C’est Karim qui, à Barbès, s’inquiète de ce que « les premières victimes vont être les musulmans », sans un mot de compassion pour les morts. C’est à Étampes, où la prière d’une messe interculturelle enjoint à refuser « tout amalgame qui stigmatise ». C’est à la mosquée de Brest où, sur le portail, des citoyens lambda ont déposé des cœurs « pas d’amalgame ».
« Ils », c’est aussi Arte, pour qui les réfugiés sont « les victimes collatérales des attentats ». « Ils », c’est elle, l’Éducation nationale et sa ministre franco-marocaine, Najat Belkacem, enjoignant les professeurs à interroger leurs élèves sur « qu’est-ce-qu’un amalgame ? »</em. Mais, stupeur, le « pas d’amalgame » peut aussi survenir du côté où on s’y attend le moins.
À l’ère du « Nous sommes tous des êtres humains », les deux sœurs de Guillaume – assassiné rue de Charonne, ce vendredi, à Paris – et leurs compagnons se sont rendus à la mosquée de Cherbourg « pour montrer aux gens que nous, famille de victimes, nous ne voulons pas d’amalgame […] ».
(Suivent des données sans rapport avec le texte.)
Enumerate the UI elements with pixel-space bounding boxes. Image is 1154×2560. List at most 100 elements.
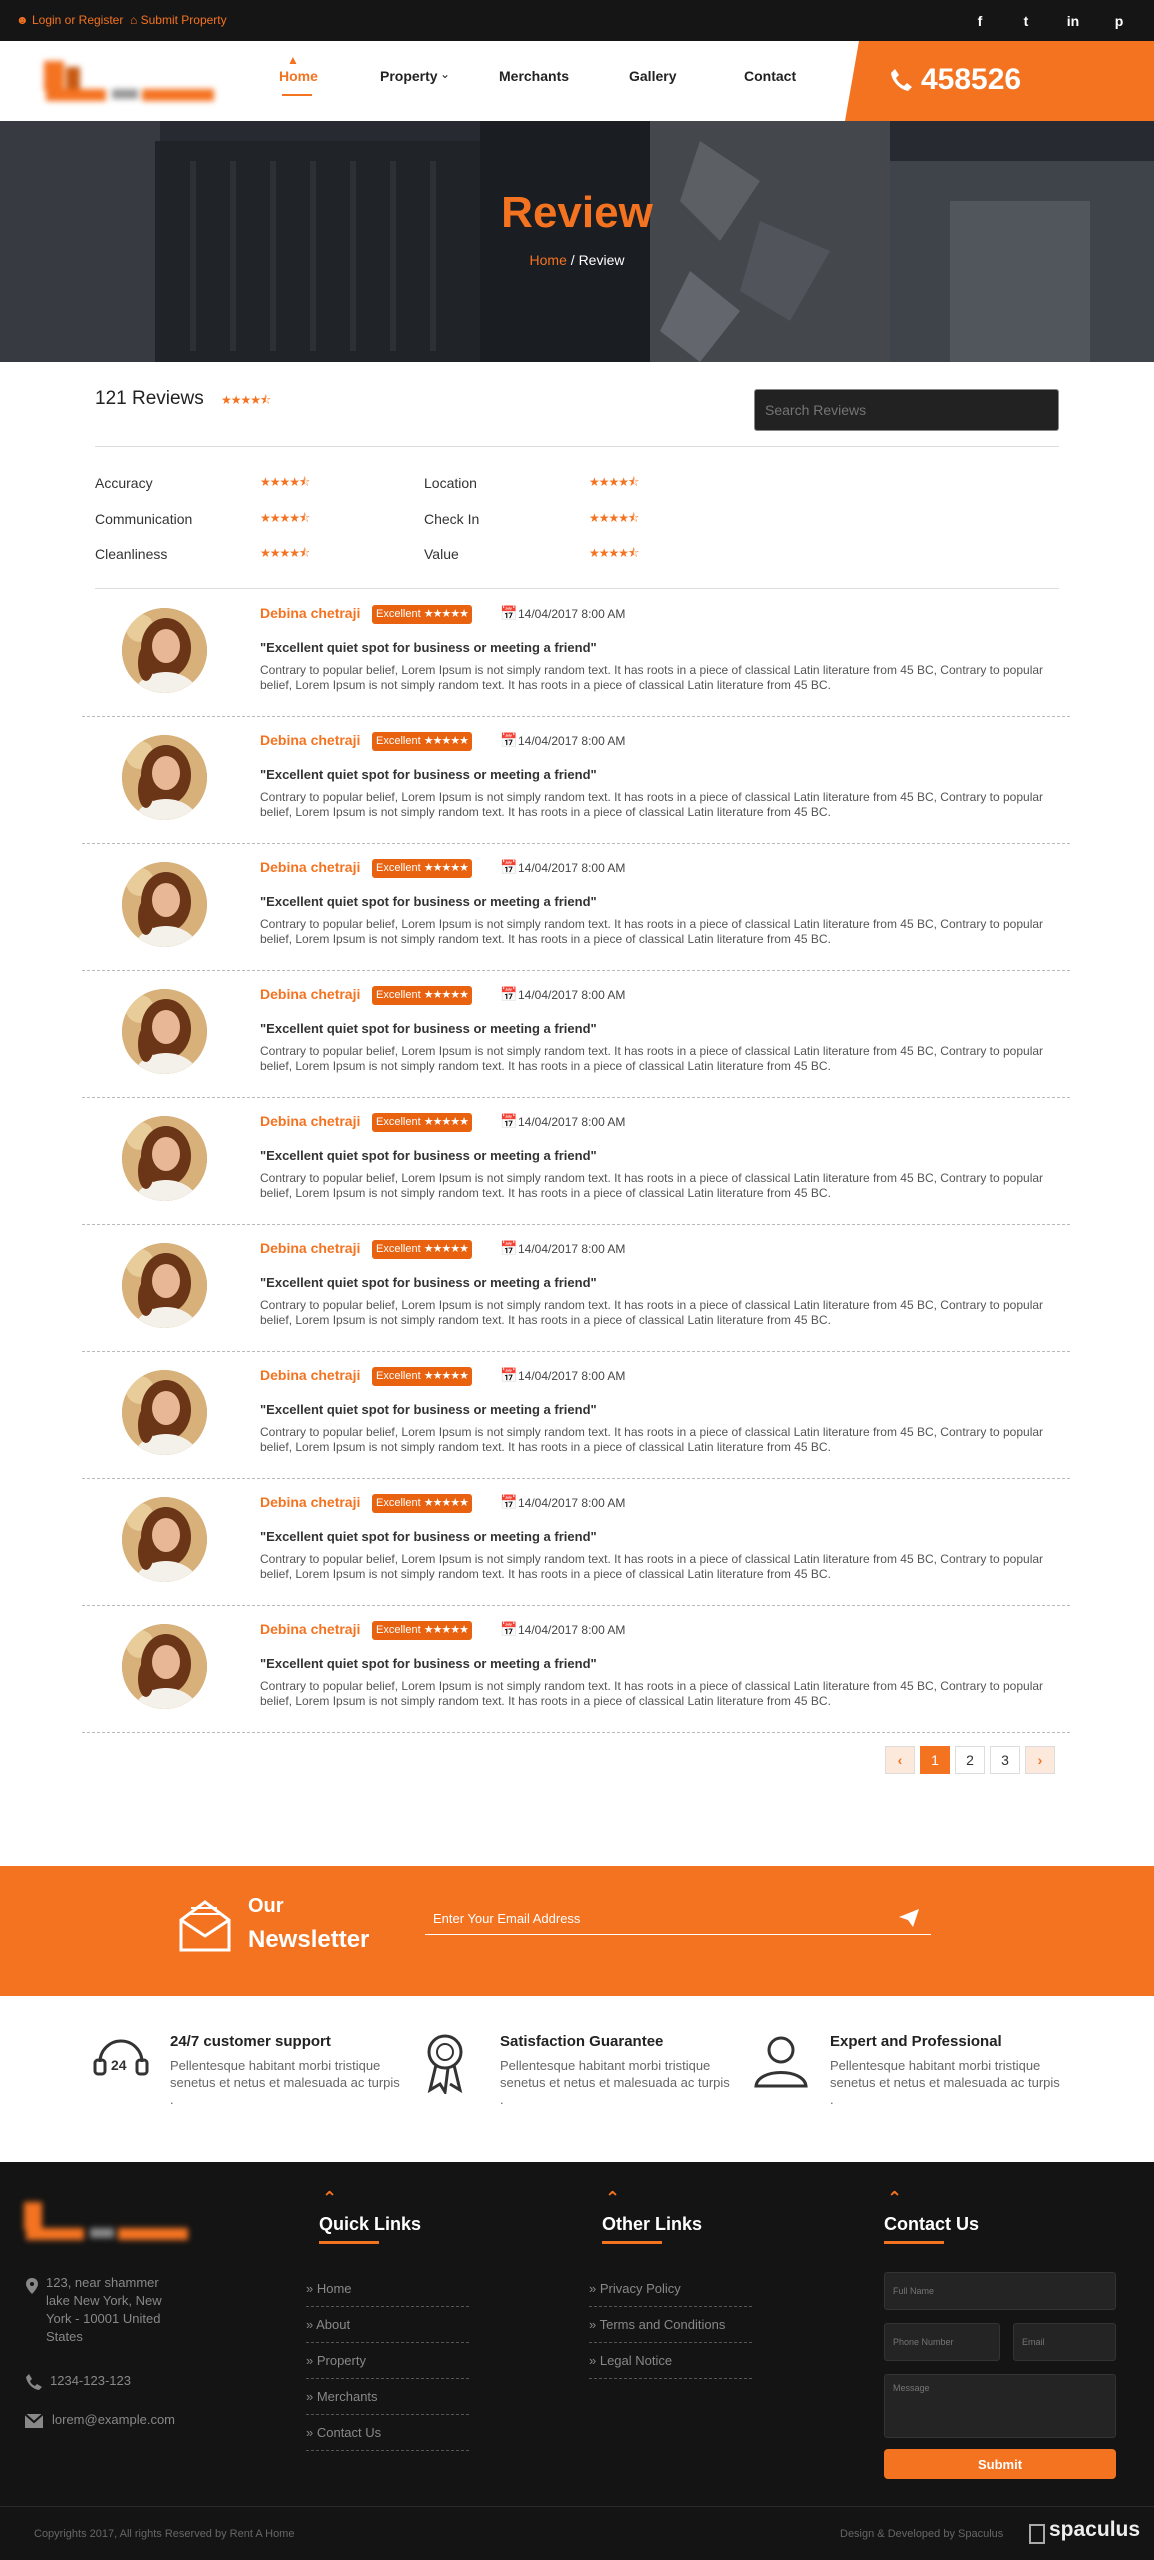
reviewer-avatar — [122, 1370, 207, 1455]
rating-badge-label: Excellent — [376, 1624, 421, 1636]
reviewer-name[interactable]: Debina chetraji — [260, 1494, 360, 1510]
nav-gallery[interactable]: Gallery — [629, 68, 676, 84]
nav-contact[interactable]: Contact — [744, 68, 796, 84]
footer-divider — [0, 2506, 1154, 2507]
calendar-icon: 📅 — [500, 859, 518, 875]
reviewer-name[interactable]: Debina chetraji — [260, 1240, 360, 1256]
feature-satisfaction-text: Pellentesque habitant morbi tristique se… — [500, 2058, 730, 2107]
footer-email[interactable]: lorem@example.com — [52, 2411, 175, 2429]
phone-number-input[interactable] — [884, 2323, 1000, 2361]
pagination-page-2[interactable]: 2 — [955, 1746, 985, 1774]
rating-badge-label: Excellent — [376, 862, 421, 874]
category-checkin-stars: ★★★★⯪ — [589, 511, 639, 525]
phone-number[interactable]: 458526 — [921, 63, 1021, 97]
reviewer-avatar — [122, 1497, 207, 1582]
nav-merchants[interactable]: Merchants — [499, 68, 569, 84]
category-accuracy-stars: ★★★★⯪ — [260, 475, 310, 489]
feature-satisfaction-title: Satisfaction Guarantee — [500, 2033, 664, 2050]
twitter-icon[interactable]: t — [1017, 12, 1035, 30]
breadcrumb-separator: / — [570, 252, 575, 268]
reviewer-name[interactable]: Debina chetraji — [260, 986, 360, 1002]
reviewer-name[interactable]: Debina chetraji — [260, 732, 360, 748]
review-item: Debina chetraji Excellent ★★★★★ 📅 14/04/… — [82, 844, 1070, 971]
reviewer-name[interactable]: Debina chetraji — [260, 1367, 360, 1383]
other-link-terms[interactable]: » Terms and Conditions — [589, 2307, 752, 2343]
quick-link-property[interactable]: » Property — [306, 2343, 469, 2379]
review-body: Contrary to popular belief, Lorem Ipsum … — [260, 1425, 1044, 1454]
footer-phone[interactable]: 1234-123-123 — [50, 2372, 131, 2390]
buildings-background-image — [0, 121, 1154, 362]
calendar-icon: 📅 — [500, 1367, 518, 1383]
login-register-label: Login or Register — [31, 13, 124, 27]
pinterest-icon[interactable]: p — [1110, 12, 1128, 30]
category-cleanliness-stars: ★★★★⯪ — [260, 546, 310, 560]
review-date: 14/04/2017 8:00 AM — [518, 861, 626, 875]
email-input[interactable] — [1013, 2323, 1116, 2361]
rating-badge: Excellent ★★★★★ — [372, 1494, 473, 1513]
quick-link-home[interactable]: » Home — [306, 2271, 469, 2307]
svg-text:24: 24 — [111, 2057, 127, 2073]
reviewer-avatar — [122, 989, 207, 1074]
review-title: "Excellent quiet spot for business or me… — [260, 1021, 597, 1036]
nav-property[interactable]: Property — [380, 68, 438, 84]
envelope-icon — [25, 2414, 43, 2428]
review-item: Debina chetraji Excellent ★★★★★ 📅 14/04/… — [82, 590, 1070, 717]
quick-link-contact-label: Contact Us — [316, 2425, 382, 2440]
category-communication-label: Communication — [95, 511, 193, 527]
review-body: Contrary to popular belief, Lorem Ipsum … — [260, 1552, 1044, 1581]
quick-link-contact[interactable]: » Contact Us — [306, 2415, 469, 2451]
badge-stars-icon: ★★★★★ — [423, 735, 469, 747]
spaculus-logo[interactable]: spaculus — [1025, 2516, 1149, 2550]
review-item: Debina chetraji Excellent ★★★★★ 📅 14/04/… — [82, 1479, 1070, 1606]
pagination-prev[interactable]: ‹ — [885, 1746, 915, 1774]
caret-icon: ⌃ — [887, 2188, 903, 2208]
review-title: "Excellent quiet spot for business or me… — [260, 1529, 597, 1544]
reviewer-name[interactable]: Debina chetraji — [260, 605, 360, 621]
spaculus-wordmark: spaculus — [1049, 2518, 1141, 2541]
pagination-page-3[interactable]: 3 — [990, 1746, 1020, 1774]
rent-a-home-logo[interactable] — [42, 51, 217, 107]
newsletter-email-input[interactable] — [425, 1903, 931, 1935]
send-icon[interactable] — [898, 1908, 920, 1928]
quick-link-about[interactable]: » About — [306, 2307, 469, 2343]
other-link-privacy[interactable]: » Privacy Policy — [589, 2271, 752, 2307]
nav-home[interactable]: Home — [279, 68, 318, 84]
category-location-label: Location — [424, 475, 477, 491]
review-title: "Excellent quiet spot for business or me… — [260, 1402, 597, 1417]
linkedin-icon[interactable]: in — [1064, 12, 1082, 30]
full-name-input[interactable] — [884, 2272, 1116, 2310]
breadcrumb-home[interactable]: Home — [530, 252, 567, 268]
search-reviews-input[interactable] — [754, 389, 1059, 431]
rating-badge: Excellent ★★★★★ — [372, 1621, 473, 1640]
reviewer-name[interactable]: Debina chetraji — [260, 1113, 360, 1129]
rating-badge: Excellent ★★★★★ — [372, 1113, 473, 1132]
footer-logo[interactable] — [22, 2196, 192, 2248]
reviewer-name[interactable]: Debina chetraji — [260, 1621, 360, 1637]
quick-link-merchants[interactable]: » Merchants — [306, 2379, 469, 2415]
category-accuracy-label: Accuracy — [95, 475, 153, 491]
rating-badge-label: Excellent — [376, 1370, 421, 1382]
submit-button[interactable]: Submit — [884, 2449, 1116, 2479]
pagination-next[interactable]: › — [1025, 1746, 1055, 1774]
person-icon — [754, 2036, 808, 2088]
facebook-icon[interactable]: f — [971, 12, 989, 30]
reviewer-avatar — [122, 735, 207, 820]
submit-property-link[interactable]: ⌂ Submit Property — [130, 13, 227, 27]
pagination-page-1[interactable]: 1 — [920, 1746, 950, 1774]
rating-badge-label: Excellent — [376, 1116, 421, 1128]
other-link-legal[interactable]: » Legal Notice — [589, 2343, 752, 2379]
other-links-title: Other Links — [602, 2214, 703, 2234]
rating-badge: Excellent ★★★★★ — [372, 732, 473, 751]
rating-badge-label: Excellent — [376, 1497, 421, 1509]
badge-stars-icon: ★★★★★ — [423, 608, 469, 620]
contact-us-title: Contact Us — [884, 2214, 980, 2234]
footer-address: 123, near shammer lake New York, New Yor… — [46, 2275, 162, 2344]
login-register-link[interactable]: ☻ Login or Register — [16, 13, 123, 27]
message-textarea[interactable] — [884, 2374, 1116, 2438]
badge-stars-icon: ★★★★★ — [423, 1243, 469, 1255]
reviewer-name[interactable]: Debina chetraji — [260, 859, 360, 875]
newsletter-envelope-icon — [179, 1900, 231, 1952]
main-header: ▲ Home Property ⌄ Merchants Gallery Cont… — [0, 41, 1154, 121]
quick-link-about-label: About — [316, 2317, 351, 2332]
review-date: 14/04/2017 8:00 AM — [518, 1623, 626, 1637]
Alors, on s’interroge. Parce que s’il serait évidemment imbécile et diffamatoire de rendre l’ensemble des musulmans responsables des actes terroristes commis depuis janvier sur notre sol, est-il logique – une heure après avoir appris la mort de leur frère – de se précipiter rassurer la communauté musulmane de leur ville quand aussi funeste nouvelle devrait, pour le moins, commander exactement l’inverse – être rassuré par cette dernière ? Leurs « amis musulmans sont très mal », expliquent Clémentine et Anaïs. Plus qu’elles ? Un retournement de situation proprement renversant, le résultat de la propagande pavlovienne « pas d’amalgame »…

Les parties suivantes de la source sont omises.